Namun, meskipun coklat mengandung banyak nutrisi yang bermanfaat bagi tubuh, mengkonsumsinya secara berlebihan juga tidak baik. Sebaiknya konsumsi 70% coklat minimal untuk mendapatkan manfaat yang maksimal.

Hati

Organ dalam seperti hati adalah sumber zat besi heme yang baik. Belum lagi bonus nutrisi yang melimpah seperti mineral, vitamin, dan protein. Dalam satu potong hati mengandung 5 mg zat besi atau serata dengan 25% asupan zat besi harian bagi perempuan dewasa.

Meskipun kaya akan zat besi dan nutrisi baik lainnya, hati juga mengandung kolestrol yang tinggi sehingga sangat dianjurkan untuk tidak mengkonsumsinya secara berlebihan. Bahkan, dalam sebuah penelitian diketahui bahwa mengkonsumsi hati yang berlebihan dapat menyebabkan cacat lahir.

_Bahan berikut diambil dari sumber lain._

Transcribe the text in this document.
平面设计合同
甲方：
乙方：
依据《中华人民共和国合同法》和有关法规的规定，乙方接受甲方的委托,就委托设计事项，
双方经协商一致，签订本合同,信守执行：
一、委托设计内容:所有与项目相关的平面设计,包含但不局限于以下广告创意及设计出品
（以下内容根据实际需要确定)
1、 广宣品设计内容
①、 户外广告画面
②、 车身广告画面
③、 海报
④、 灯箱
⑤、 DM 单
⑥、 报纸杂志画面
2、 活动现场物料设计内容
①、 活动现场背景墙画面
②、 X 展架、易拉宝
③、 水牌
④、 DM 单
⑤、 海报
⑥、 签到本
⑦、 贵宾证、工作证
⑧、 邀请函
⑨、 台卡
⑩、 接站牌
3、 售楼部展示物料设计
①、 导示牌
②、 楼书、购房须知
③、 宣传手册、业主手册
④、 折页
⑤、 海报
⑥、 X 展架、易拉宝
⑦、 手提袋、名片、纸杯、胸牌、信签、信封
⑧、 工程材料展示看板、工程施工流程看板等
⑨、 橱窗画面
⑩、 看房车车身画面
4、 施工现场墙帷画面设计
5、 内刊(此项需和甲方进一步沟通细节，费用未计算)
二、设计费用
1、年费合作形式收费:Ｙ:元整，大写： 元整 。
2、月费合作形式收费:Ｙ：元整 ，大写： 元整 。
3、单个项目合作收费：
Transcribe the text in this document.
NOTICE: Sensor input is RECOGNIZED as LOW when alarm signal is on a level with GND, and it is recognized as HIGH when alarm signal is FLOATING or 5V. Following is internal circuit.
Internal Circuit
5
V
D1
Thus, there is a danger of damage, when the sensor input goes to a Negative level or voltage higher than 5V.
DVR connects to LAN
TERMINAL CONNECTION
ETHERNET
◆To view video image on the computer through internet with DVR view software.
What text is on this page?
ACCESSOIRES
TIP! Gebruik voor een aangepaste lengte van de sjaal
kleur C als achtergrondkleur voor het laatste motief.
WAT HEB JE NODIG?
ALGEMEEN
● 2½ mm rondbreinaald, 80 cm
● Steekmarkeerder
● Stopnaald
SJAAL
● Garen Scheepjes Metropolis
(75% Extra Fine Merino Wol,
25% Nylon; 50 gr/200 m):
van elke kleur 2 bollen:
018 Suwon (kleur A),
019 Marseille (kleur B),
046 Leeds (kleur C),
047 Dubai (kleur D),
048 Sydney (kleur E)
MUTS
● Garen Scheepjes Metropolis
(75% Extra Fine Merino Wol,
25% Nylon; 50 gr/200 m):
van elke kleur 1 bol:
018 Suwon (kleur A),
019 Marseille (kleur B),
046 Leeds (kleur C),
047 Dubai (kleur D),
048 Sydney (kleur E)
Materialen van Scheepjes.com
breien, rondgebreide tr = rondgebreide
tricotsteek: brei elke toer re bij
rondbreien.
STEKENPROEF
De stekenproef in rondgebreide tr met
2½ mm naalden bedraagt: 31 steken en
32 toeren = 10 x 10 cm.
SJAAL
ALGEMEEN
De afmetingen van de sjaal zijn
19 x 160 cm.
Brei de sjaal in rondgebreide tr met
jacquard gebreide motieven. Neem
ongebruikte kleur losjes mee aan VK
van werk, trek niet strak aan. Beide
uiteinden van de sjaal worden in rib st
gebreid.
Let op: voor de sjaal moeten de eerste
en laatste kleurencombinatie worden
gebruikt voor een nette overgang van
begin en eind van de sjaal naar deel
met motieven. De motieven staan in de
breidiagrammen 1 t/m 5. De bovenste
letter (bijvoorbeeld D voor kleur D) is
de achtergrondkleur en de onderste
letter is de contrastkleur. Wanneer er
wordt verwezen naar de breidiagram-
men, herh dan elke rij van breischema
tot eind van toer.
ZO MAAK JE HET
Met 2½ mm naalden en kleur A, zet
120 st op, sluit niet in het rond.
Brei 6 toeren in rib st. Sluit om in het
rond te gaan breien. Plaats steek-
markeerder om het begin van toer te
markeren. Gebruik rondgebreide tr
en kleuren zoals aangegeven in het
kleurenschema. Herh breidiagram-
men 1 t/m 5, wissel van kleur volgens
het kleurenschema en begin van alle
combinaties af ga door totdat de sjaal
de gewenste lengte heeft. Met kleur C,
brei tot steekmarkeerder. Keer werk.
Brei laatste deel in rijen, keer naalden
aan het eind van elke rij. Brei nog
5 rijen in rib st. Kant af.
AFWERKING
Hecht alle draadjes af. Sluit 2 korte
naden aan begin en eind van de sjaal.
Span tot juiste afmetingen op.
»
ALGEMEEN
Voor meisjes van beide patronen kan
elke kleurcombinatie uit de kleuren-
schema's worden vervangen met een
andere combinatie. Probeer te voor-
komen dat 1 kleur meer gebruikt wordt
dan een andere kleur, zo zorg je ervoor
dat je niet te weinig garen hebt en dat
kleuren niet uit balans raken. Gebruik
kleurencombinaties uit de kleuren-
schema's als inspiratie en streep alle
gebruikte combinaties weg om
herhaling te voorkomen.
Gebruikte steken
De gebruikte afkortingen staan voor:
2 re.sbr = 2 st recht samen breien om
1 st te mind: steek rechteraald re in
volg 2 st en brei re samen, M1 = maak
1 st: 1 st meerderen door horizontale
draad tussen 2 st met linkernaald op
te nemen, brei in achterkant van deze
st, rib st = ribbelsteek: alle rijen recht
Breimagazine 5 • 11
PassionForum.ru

Apabila Anda bukan penggemar hati, ada sumber zat besi heme lain yang dapat dikonsumsi yaitu kuning telur dan daging merah.

Tiram

Tiram, kerang, dan cumi-cumi merupakan makanan laut yang tidak hanya kaya akan zat besi, namun juga mengandung nutrisi penting yang melimpah seperti seng dan Vitamin B12. Dalam 100 gram tiram, terdapat 28 mg zat besi jenis heme yang mudah diserap oleh tubuh.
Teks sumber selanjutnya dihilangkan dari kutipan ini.